Python lambda syntax is ugly as hell.


the reality is, general programming language with FP capabilities is what flies in practice, pure FP language might be perfect, it's just hard to find coders for them, we will have to live with that.

for HPC and ML, Python is dominant, I would expect to enhance python somehow with FP instead of anything else, then adding c/c++/rust/fortran libraries(e.g numpy) for intensive computing needs.


Python isn't popular for data only because it's imperative, there's also the vast numerical processing ecosystem. Scala/Spark is an example where FP fits well.


what about GIL? https://wiki.python.org/moin/GlobalInterpreterLock

why python can't thread? impact of GIL on python https://pythonspeed.com/articles/python-gil/


My understanding is that even with GIL removed today, Python is still not a performant language for cpu-intensive tasks, be it single core or multiple-core.

Python is better used as a glue language and leverage numpy etc to do the heavy lifting, numpy can work with multiple-core just like c/c++/rust languages can.
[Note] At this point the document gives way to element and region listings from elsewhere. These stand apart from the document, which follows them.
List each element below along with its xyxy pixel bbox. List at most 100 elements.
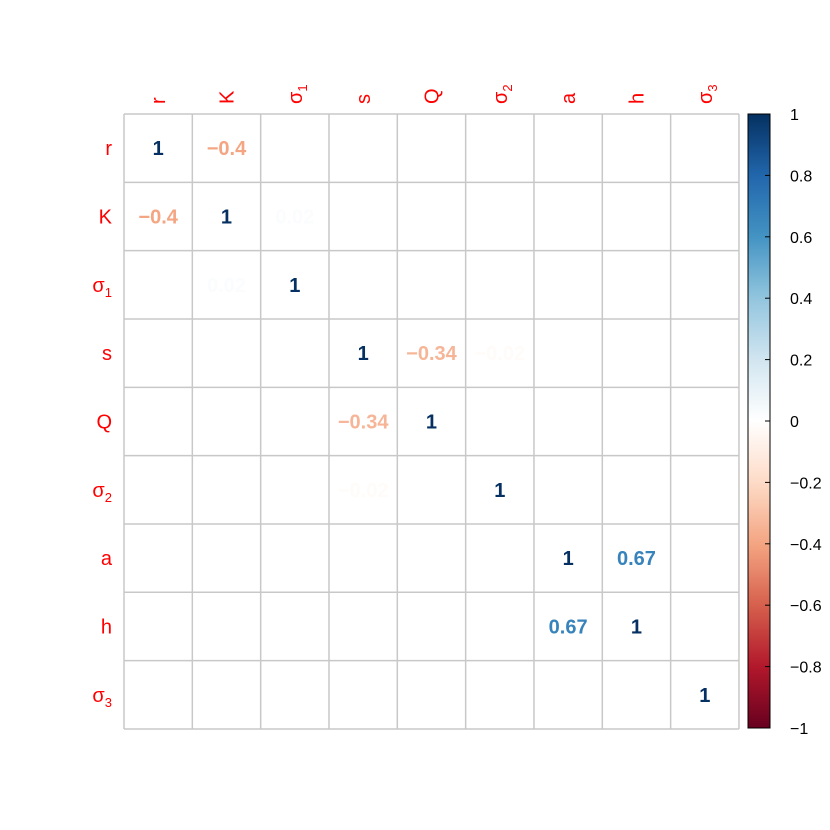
matrix-cell-2-7 xyxy=(602,250,671,319)
matrix-cell-8-8 xyxy=(670,660,739,729)
matrix-cell-0-7 xyxy=(602,114,671,183)
matrix-value-labels: 1 −0.4 −0.4 1 0.02 0.02 1 1 −0.34 −0.02 −0.34 1 −0.0… xyxy=(138,138,710,707)
value-label: 0.67 xyxy=(549,616,588,638)
matrix-cell-8-1 xyxy=(192,660,261,729)
matrix-cell-6-7 xyxy=(602,523,671,593)
colorbar-tick-label: 0.4 xyxy=(790,291,812,308)
column-label: r xyxy=(148,97,170,104)
value-label: −0.4 xyxy=(207,138,247,160)
matrix-cell-1-6 xyxy=(533,182,603,251)
matrix-cell-3-7 xyxy=(602,318,671,388)
matrix-cell-7-2 xyxy=(260,592,329,661)
matrix-cell-5-0 xyxy=(124,455,193,524)
value-label: 1 xyxy=(358,343,369,365)
matrix-cell-6-0 xyxy=(124,523,193,593)
matrix-cell-4-3 xyxy=(328,387,398,456)
matrix-cells xyxy=(124,114,739,729)
matrix-cell-8-3 xyxy=(328,660,398,729)
matrix-cell-5-3 xyxy=(328,455,398,524)
column-label: s xyxy=(353,94,375,104)
matrix-cell-0-5 xyxy=(465,114,534,183)
row-labels: r Kσ1 s Qσ2 a h σ3 xyxy=(92,138,112,710)
value-label: 0.02 xyxy=(207,275,246,297)
matrix-cell-3-8 xyxy=(670,318,739,388)
row-label: σ2 xyxy=(92,480,112,505)
value-label: 1 xyxy=(221,206,232,228)
matrix-cell-7-1 xyxy=(192,592,261,661)
matrix-cell-8-6 xyxy=(533,660,603,729)
matrix-cell-4-4 xyxy=(397,387,466,456)
colorbar-tick-label: −0.8 xyxy=(790,660,822,677)
row-label: K xyxy=(99,206,113,228)
colorbar-tick-label: 0.6 xyxy=(790,230,812,247)
column-label: Q xyxy=(421,88,443,104)
colorbar-tick-label: −0.4 xyxy=(790,537,822,554)
matrix-cell-5-2 xyxy=(260,455,329,524)
value-label: −0.02 xyxy=(475,343,526,365)
matrix-cell-2-3 xyxy=(328,250,398,319)
matrix-cell-0-6 xyxy=(533,114,603,183)
value-label: −0.34 xyxy=(406,343,457,365)
colorbar-tick-label: −0.2 xyxy=(790,475,822,492)
matrix-cell-7-6 xyxy=(533,592,603,661)
matrix-cell-6-4 xyxy=(397,523,466,593)
row-label: σ3 xyxy=(92,685,112,710)
value-label: 1 xyxy=(494,480,505,502)
matrix-cell-1-0 xyxy=(124,182,193,251)
matrix-cell-7-0 xyxy=(124,592,193,661)
matrix-cell-3-1 xyxy=(192,318,261,388)
matrix-cell-7-7 xyxy=(602,592,671,661)
matrix-cell-7-5 xyxy=(465,592,534,661)
matrix-cell-8-0 xyxy=(124,660,193,729)
matrix-cell-0-1 xyxy=(192,114,261,183)
matrix-cell-3-4 xyxy=(397,318,466,388)
matrix-cell-6-6 xyxy=(533,523,603,593)
matrix-cell-3-6 xyxy=(533,318,603,388)
matrix-cell-5-8 xyxy=(670,455,739,524)
matrix-grid xyxy=(123,113,740,730)
matrix-cell-2-5 xyxy=(465,250,534,319)
matrix-cell-7-3 xyxy=(328,592,398,661)
value-label: 0.67 xyxy=(617,548,656,570)
matrix-cell-2-6 xyxy=(533,250,603,319)
matrix-cell-6-2 xyxy=(260,523,329,593)
matrix-cell-8-2 xyxy=(260,660,329,729)
value-label: −0.34 xyxy=(338,411,389,433)
value-label: 1 xyxy=(426,411,437,433)
matrix-cell-1-4 xyxy=(397,182,466,251)
matrix-cell-0-2 xyxy=(260,114,329,183)
matrix-cell-4-7 xyxy=(602,387,671,456)
matrix-cell-5-6 xyxy=(533,455,603,524)
matrix-cell-4-6 xyxy=(533,387,603,456)
colorbar-tick-label: 0 xyxy=(790,414,799,431)
matrix-cell-0-8 xyxy=(670,114,739,183)
matrix-cell-6-5 xyxy=(465,523,534,593)
colorbar-tick-label: 1 xyxy=(790,107,799,124)
matrix-cell-1-2 xyxy=(260,182,329,251)
value-label: 1 xyxy=(153,138,164,160)
matrix-cell-4-5 xyxy=(465,387,534,456)
row-label: s xyxy=(102,343,112,365)
colorbar-tick-label: −1 xyxy=(790,721,808,738)
row-label: Q xyxy=(96,411,112,433)
matrix-cell-1-8 xyxy=(670,182,739,251)
matrix-cell-1-5 xyxy=(465,182,534,251)
matrix-cell-1-1 xyxy=(192,182,261,251)
matrix-cell-7-4 xyxy=(397,592,466,661)
matrix-cell-2-8 xyxy=(670,250,739,319)
value-label: 1 xyxy=(563,548,574,570)
matrix-cell-4-1 xyxy=(192,387,261,456)
row-label: σ1 xyxy=(92,275,112,300)
matrix-cell-6-8 xyxy=(670,523,739,593)
matrix-cell-7-8 xyxy=(670,592,739,661)
matrix-cell-2-4 xyxy=(397,250,466,319)
matrix-cell-2-1 xyxy=(192,250,261,319)
column-label: h xyxy=(626,93,648,104)
value-label: 1 xyxy=(631,616,642,638)
matrix-cell-5-7 xyxy=(602,455,671,524)
matrix-cell-4-2 xyxy=(260,387,329,456)
colorbar: 1 0.8 0.6 0.4 0.2 0 −0.2 −0.4 −0.6 −0.8 −1 xyxy=(747,107,822,738)
matrix-cell-8-4 xyxy=(397,660,466,729)
matrix-cell-6-3 xyxy=(328,523,398,593)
If you really need launch multiple python processes, the multiprocessing module comes to rescue.

While not ideal, I don't see a showstopper to use Python for HPC's high and parallel computation needs at all.


Yes, for example JAX is a strictly functional language, designed for high-performance computing and embedded in Python.


I don't think JAX is a new language though, if it is, it's still Python?


It’s not even really a language as much as it is an interop layer of sorts. It’s a collection of functional operations on numpy arrays, and a capable JIT. It’s main draw is honestly autograd, and if you’re using that, you often can’t use while or for loops effectively, can’t index numpy arrays without .at[], and should avoid side effects, so strangely it’s neither it’s own language or Python any longer


Those languages (except maybe Rust) cannot do FP just fine.